Featured

Amish schools ask Supreme Court to uphold their right to refuse vaccinations in New York

Three Amish schools in New York have petitioned the Supreme Court, asking the justices to rule that the First Amendment supersedes a state law requiring that school children be vaccinated.

Most states allow for religious exemptions from mandatory vaccinations for children to attend schools. However, four states have recently eliminated religious exemptions. One of them is New York, which did away with faith-based exemptions in 2019, according to the Amish schools’ filing.

“Today in New York, if a vaccine would harm your lungs, you may be exempted; but if it would harm your soul, you may not,” reads their petition, filed Thursday. “This makes New York an outlier.
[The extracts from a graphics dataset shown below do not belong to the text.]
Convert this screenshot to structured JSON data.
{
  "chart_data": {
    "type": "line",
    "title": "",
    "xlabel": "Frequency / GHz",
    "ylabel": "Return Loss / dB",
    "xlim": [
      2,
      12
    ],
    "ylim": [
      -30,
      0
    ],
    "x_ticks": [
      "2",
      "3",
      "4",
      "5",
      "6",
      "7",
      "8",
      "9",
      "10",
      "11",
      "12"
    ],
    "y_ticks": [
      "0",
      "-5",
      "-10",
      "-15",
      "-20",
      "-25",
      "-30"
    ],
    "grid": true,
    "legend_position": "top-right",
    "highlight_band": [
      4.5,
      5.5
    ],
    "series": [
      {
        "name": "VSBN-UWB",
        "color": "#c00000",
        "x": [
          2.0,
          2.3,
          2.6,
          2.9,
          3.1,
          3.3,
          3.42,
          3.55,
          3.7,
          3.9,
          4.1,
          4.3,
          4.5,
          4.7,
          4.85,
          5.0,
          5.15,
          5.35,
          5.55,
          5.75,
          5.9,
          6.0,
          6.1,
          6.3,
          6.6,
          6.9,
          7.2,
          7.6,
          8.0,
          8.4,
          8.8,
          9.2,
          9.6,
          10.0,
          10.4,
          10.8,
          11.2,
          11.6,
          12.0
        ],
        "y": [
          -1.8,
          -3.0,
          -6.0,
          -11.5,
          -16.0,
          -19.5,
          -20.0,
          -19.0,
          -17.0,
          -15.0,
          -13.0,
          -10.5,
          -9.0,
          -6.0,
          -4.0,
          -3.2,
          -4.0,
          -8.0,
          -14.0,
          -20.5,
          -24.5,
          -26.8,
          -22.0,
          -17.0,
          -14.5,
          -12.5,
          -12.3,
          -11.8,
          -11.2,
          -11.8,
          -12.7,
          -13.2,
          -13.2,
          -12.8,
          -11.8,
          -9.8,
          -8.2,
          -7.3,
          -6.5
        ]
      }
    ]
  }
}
Forty-six other States (and the District of Columbia) allow religious exemptions to their school vaccine requirements.”

The challengers are three members of the Amish faith and three Amish schools in rural New York. They are represented by First Liberty Institute.

They asked in their filing that the high court decide if a state law that rejects religious exemptions but allows secular ones for medical reasons runs afoul of the First Amendment. They also asked the high court to revisit the precedent, Employment Division v. Smith. Religious liberty advocates have long wanted the high court to take another look at that decision.

It would take four justices to vote in favor of hearing the dispute for oral arguments to be granted next term, which begins in October and runs through June 2026.

The 2nd U.S. Circuit Court of Appeals sided against the Amish schools, reasoning that the high court’s ruling in 1990 in Employment Division v. Smith allowed New York’s vaccine requirement.

In Smith, the justices ruled that religion does not exempt individuals from abiding by state law so long as it is generally applicable.

In that dispute, a man was fired for ingesting peyote as part of his Native American faith. He petitioned for unemployment benefits from the state, but was denied due to his firing being related to workplace misconduct regarding the drug use.

He had argued that denial violated his First Amendment rights, but the high court — in an opinion written by the late Justice Antonin Scalia — disagreed.

The Amish argue that N.Y. Public Health Law § 2164 gives children the option to be excused from vaccines for medical reasons but not for religion. A violation of the state law results in a $2,000 fine.

The Amish do not believe in vaccines, which they view as contrary to their faith.

The case is Joseph Miller, Ezra Wengerd, Jonas Smucker, Dygert Road School, Pleasant View School and Shady Lane School v. James McDonald, New York’s Commissioner of Health.

A spokesperson for Mr. McDonald did not immediately respond to a request for comment.